関西国際空港の利用促進強化についての宣言

http://www.kankeiren.or.jp/work/pdf/12A0A1185507895.pdf

 この宣言では、羽田=関空=海外の利用促進と共に、長距離国際線におけるビジネスクラスの積極的利用が謳われています。米国同時多発テロに端を発する航空不況で数多くの欧米線を失ってきた関空だからこそ、高イールド需要の重要性を身に染みて理解しているのです。



 以上で見てきた通り、猪瀬直樹の唱える羽田空港の24時間運用や国際化は机上の空論そのものであり、実用に値するものではありません。

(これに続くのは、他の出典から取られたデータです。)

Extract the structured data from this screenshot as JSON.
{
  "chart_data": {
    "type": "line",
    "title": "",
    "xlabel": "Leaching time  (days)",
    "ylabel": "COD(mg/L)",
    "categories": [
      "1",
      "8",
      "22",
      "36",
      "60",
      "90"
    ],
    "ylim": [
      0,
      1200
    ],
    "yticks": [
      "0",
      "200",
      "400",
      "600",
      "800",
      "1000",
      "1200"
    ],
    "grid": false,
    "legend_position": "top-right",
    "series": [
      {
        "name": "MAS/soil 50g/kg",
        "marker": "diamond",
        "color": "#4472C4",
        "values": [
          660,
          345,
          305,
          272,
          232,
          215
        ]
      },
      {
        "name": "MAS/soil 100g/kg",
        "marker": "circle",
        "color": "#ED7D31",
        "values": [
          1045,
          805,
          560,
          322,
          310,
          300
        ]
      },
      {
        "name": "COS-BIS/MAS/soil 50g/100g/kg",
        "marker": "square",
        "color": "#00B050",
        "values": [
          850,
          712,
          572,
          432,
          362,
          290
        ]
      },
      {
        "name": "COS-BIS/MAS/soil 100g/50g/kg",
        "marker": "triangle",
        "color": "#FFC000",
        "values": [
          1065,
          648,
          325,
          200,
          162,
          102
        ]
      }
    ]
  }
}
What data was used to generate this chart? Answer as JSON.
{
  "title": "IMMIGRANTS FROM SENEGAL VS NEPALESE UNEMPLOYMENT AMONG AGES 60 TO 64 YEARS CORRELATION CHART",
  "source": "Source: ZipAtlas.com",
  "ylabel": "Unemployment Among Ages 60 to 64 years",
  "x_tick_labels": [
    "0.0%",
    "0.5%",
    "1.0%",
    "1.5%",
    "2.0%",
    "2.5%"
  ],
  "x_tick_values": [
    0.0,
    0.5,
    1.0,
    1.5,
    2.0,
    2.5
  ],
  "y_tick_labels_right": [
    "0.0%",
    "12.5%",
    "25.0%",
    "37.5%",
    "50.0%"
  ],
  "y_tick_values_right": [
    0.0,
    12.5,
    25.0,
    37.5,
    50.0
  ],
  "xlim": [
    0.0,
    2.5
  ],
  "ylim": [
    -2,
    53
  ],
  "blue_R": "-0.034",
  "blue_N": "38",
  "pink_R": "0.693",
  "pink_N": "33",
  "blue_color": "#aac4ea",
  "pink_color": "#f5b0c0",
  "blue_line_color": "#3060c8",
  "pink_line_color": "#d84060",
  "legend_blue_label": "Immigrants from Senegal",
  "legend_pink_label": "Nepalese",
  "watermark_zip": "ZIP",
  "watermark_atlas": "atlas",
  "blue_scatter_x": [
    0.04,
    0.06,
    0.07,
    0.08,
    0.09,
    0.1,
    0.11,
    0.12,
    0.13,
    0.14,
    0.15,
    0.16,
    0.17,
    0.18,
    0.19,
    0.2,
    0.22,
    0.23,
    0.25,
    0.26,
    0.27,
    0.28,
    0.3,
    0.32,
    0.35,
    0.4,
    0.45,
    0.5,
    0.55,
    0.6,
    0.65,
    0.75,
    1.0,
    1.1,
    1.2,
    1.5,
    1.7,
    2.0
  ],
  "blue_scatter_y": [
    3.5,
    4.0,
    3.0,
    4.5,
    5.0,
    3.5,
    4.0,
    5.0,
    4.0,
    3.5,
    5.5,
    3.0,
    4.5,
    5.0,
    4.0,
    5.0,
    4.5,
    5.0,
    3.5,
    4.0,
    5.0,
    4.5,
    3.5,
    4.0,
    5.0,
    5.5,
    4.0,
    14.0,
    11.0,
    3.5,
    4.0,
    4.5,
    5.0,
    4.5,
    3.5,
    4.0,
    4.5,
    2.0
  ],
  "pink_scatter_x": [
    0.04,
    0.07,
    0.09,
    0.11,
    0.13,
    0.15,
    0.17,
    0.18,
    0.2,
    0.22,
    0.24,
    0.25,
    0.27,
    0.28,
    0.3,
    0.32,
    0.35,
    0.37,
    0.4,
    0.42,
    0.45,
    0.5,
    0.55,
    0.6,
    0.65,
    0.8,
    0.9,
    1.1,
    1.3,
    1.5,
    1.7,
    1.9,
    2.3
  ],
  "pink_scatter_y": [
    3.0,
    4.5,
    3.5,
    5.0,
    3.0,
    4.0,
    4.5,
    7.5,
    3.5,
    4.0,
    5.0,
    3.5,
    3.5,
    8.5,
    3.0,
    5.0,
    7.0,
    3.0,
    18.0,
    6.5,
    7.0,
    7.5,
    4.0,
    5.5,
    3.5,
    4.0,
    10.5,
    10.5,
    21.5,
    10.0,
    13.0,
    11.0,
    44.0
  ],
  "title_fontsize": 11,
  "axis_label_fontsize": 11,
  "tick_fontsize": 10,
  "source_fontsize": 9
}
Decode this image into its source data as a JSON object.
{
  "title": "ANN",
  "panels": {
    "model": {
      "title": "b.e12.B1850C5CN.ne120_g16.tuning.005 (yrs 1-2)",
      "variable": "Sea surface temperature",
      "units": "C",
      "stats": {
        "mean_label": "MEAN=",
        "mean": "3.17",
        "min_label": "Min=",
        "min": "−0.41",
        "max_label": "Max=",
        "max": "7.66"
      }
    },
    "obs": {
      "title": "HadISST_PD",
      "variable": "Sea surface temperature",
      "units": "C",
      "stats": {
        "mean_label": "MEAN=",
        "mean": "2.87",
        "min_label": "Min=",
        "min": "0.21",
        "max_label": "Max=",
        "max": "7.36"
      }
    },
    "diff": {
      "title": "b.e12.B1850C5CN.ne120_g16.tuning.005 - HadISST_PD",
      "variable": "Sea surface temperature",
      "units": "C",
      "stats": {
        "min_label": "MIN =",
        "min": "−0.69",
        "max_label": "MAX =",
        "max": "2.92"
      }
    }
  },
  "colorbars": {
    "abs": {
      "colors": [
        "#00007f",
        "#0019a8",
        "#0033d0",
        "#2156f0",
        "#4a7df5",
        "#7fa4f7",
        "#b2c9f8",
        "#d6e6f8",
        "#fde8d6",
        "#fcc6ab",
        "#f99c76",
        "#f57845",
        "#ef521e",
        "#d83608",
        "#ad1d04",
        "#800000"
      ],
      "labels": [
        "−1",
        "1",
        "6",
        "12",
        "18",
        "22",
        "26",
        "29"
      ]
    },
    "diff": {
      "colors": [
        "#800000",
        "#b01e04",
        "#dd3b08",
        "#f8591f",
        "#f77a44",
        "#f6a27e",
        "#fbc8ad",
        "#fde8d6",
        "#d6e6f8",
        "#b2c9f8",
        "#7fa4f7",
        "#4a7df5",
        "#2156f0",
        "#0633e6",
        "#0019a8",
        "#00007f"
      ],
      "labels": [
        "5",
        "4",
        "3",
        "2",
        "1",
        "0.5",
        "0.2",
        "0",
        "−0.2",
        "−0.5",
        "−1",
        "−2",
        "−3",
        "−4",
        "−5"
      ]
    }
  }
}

まぁ、新直轄方式でグダグダになった道路公団改革の時と同様、今回も猪瀬直樹が役人に丸め込まれて一件落着という事になってくれれば、ミラベルの悲劇だけは繰り返されなくて済む事でしょう。気が付けば、福岡空港と「近隣空港」との連携なんて話も却下されていますから、猪瀬直樹の影響力なんて所詮こんなものです。

福岡空港過密対策、「新設」「滑走路増設」の2案に絞る

http://symy.jp/iGh9Google Cache+ウェブ精米)

 取り敢えず、真に利用者利益を考えるのなら、実施すべきは以下の案件でしょう。

  1. ナリバンの完全殲滅による成田国際空港の全面完成及び24時間運用
  2. 成田新高速鉄道の早期完成及び都営浅草線の東京駅乗り入れ
  3. 都区内上空を経由するSID/STARの設定による羽田空港北側空域の全面活用
  4. 羽田空港・成田空港の駐車場を管理する天下り団体の解体による空港駐車場料金の適正化

 こういう案件を地道にクリアしてこそ、初めて羽田再国際化という理論も説得力を帯びてくるというものです。

*1:私の記憶が確かならば、東京タワーですら引っ掛かってしまうはずです。

*2:これとて、航空貨物の取り扱いを大幅に制限し、機内座席配置もファーストクラスやビジネスクラスを中心とした少数高単価コンフィグにすれば、現在の3,000m滑走路で十分に離着陸出来てしまいます。欧米線でそんな便が就航すれば、ますます羽田線成田線とのイールド格差が深刻になっていく事でしょう。